Chez la plupart des sociologues, il y a un réformateur qui sommeille... et un prophète qui se charge de le réveiller. L'originalité de Robert Castel, qui donne quelque chose d'intense et de retenu à son livre («Les Métamorphoses de la question sociale. Une chronique du salariat»), est sa résistance intellectuelle à cette double tentation. La question qu'il aborde est pourtant loin d'être inactuelle.
C'est même – tous les sondages le disent – le souci numéro un des Français: la «question sociale». C'est le chômage. Ce sont les nouveaux pauvres, RMIstes, SDF, et la perspective d'une société à deux vitesses. Face aux recettes miracles, aux solutions économiques clé en main qui vont fleurir en rangs serrés en ce temps de campagne présidentielle, il était bon qu'un sociologue nous invite à prendre du recul et à faire un long détour par le passé pour mieux comprendre notre présent.

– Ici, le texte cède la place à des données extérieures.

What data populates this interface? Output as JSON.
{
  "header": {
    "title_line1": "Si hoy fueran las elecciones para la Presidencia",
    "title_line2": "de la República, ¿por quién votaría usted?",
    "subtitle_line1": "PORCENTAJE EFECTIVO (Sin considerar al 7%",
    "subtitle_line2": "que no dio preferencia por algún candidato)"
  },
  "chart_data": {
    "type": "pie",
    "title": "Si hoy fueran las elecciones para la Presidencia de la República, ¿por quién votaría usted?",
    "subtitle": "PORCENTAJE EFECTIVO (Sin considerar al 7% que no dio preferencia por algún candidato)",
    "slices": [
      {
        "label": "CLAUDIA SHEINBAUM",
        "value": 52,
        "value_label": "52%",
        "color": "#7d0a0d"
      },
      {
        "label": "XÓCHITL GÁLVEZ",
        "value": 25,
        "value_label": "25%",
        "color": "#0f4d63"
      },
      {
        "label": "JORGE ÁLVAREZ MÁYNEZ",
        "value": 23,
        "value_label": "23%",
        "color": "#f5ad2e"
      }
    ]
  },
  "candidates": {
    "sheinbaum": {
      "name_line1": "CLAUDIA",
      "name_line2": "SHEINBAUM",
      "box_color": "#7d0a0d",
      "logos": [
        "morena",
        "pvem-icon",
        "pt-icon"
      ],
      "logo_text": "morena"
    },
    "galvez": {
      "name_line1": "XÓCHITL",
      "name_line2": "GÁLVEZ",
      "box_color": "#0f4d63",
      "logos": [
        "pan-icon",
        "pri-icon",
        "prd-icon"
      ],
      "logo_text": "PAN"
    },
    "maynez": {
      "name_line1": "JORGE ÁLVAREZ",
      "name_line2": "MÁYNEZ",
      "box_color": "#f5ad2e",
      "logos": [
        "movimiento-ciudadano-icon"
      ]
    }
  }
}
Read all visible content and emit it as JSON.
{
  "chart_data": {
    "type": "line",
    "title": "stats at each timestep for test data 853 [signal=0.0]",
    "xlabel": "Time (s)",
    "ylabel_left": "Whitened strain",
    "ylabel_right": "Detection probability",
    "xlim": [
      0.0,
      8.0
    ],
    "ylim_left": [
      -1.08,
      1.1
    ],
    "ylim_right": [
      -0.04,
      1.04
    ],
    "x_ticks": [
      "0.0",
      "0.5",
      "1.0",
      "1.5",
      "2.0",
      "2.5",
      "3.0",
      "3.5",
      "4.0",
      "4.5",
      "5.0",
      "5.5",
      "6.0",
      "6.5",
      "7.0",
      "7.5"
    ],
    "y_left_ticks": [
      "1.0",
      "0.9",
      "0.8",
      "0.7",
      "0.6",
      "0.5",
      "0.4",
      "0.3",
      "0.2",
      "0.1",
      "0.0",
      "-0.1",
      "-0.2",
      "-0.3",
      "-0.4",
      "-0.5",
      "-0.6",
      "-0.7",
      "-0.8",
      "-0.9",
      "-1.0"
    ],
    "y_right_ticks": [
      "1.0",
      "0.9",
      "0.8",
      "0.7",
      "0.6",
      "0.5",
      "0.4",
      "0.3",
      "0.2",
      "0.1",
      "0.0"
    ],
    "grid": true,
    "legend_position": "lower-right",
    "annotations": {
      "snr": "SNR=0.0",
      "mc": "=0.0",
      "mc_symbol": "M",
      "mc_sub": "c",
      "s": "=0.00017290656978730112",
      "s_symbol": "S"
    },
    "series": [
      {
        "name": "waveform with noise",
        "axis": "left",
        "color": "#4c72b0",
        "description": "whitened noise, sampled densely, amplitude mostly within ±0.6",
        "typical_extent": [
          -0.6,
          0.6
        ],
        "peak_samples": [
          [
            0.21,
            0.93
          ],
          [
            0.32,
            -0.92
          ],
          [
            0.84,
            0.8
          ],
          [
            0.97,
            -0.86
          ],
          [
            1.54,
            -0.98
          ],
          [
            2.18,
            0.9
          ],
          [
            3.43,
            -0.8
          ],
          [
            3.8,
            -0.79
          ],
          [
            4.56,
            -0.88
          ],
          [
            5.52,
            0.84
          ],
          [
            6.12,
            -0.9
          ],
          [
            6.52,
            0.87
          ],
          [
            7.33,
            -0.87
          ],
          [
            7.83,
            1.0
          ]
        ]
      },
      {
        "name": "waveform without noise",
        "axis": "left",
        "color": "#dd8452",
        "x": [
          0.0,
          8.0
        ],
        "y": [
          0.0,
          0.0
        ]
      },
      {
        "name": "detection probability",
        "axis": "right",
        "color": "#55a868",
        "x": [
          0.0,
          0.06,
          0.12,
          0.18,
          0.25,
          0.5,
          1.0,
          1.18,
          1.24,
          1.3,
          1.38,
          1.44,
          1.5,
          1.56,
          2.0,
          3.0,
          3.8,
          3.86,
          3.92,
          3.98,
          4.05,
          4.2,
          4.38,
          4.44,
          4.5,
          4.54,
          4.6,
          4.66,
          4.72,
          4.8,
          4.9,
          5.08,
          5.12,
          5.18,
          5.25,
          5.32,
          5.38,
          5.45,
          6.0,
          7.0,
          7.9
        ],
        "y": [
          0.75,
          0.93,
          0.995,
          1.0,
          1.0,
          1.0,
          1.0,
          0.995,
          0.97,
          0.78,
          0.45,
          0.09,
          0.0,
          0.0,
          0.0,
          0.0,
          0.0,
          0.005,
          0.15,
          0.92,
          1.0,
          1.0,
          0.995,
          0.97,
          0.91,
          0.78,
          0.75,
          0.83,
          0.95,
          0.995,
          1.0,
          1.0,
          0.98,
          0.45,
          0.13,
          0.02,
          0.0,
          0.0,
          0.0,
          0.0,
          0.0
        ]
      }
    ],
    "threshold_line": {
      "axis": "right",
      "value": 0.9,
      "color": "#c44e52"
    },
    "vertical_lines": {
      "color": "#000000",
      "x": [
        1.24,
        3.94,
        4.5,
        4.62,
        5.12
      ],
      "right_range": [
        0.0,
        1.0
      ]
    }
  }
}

Ceux qui se souviennent encore des années d'abondance, où l'on se sentait déjà tellement embarqué dans la société de consommation qu'on pouvait se payer le luxe de la dénoncer, ont l'impression aujourd'hui, devant ces mendiants qui les implorent à chaque coin de rue, ce déferlement d'entreprises caritatives, d'être revenus en plein XIXe siècle. Ils se trompent. L'Histoire ne revient jamais sur ses pas et, quand elle se répète, comme disait l'autre, c'est en grimaçant. Robert Castel le sait bien. Ce n'est pas aux leçons de l'Histoire qu'il s'intéresse mais au passé qui vit encore en nous; aux idées venues du fond des âges qui orientent nos façons de réagir devant la pauvreté, la valeur du travail et sa place dans la vie sociale.
Certes, il ne suffit pas de mettre au clair nos idées pour que les problèmes soient réglés. La mutation technologique qui fait fondre comme neige les emplois productifs, la mondialisation du marché qui rend les mesures protectionnistes inopérantes et même contre-productives sont des réalités incontournables. Mais si les solutions étaient purement techniques, sauf à considérer que tous les économistes sont des incapables, elles auraient été trouvées depuis longtemps.
Les chômeurs ajoutent à l'angoisse d'arriver bientôt en fin de droits un sentiment de déchéance et presque d'infâmie qui découle de leur statut d'inactifs. Cette image sociale ne vient pas d'une valorisation récente du travail, mais d'une stigmatisation ancienne du pauvre valide assimilé au vagabond. Cette stigmatisation remonte, selon Castel, à la Révolution. Non pas celle de 1789 en France, mais... de 1349 en Angleterre, quand le roi Edouard III impose aux pauvres valides l'obligation d'accepter le travail et le salaire qu'on leur offre, sous peine d'être enfermés. C'est un sérieux coup de canif dans la vision chrétienne du bon pauvre.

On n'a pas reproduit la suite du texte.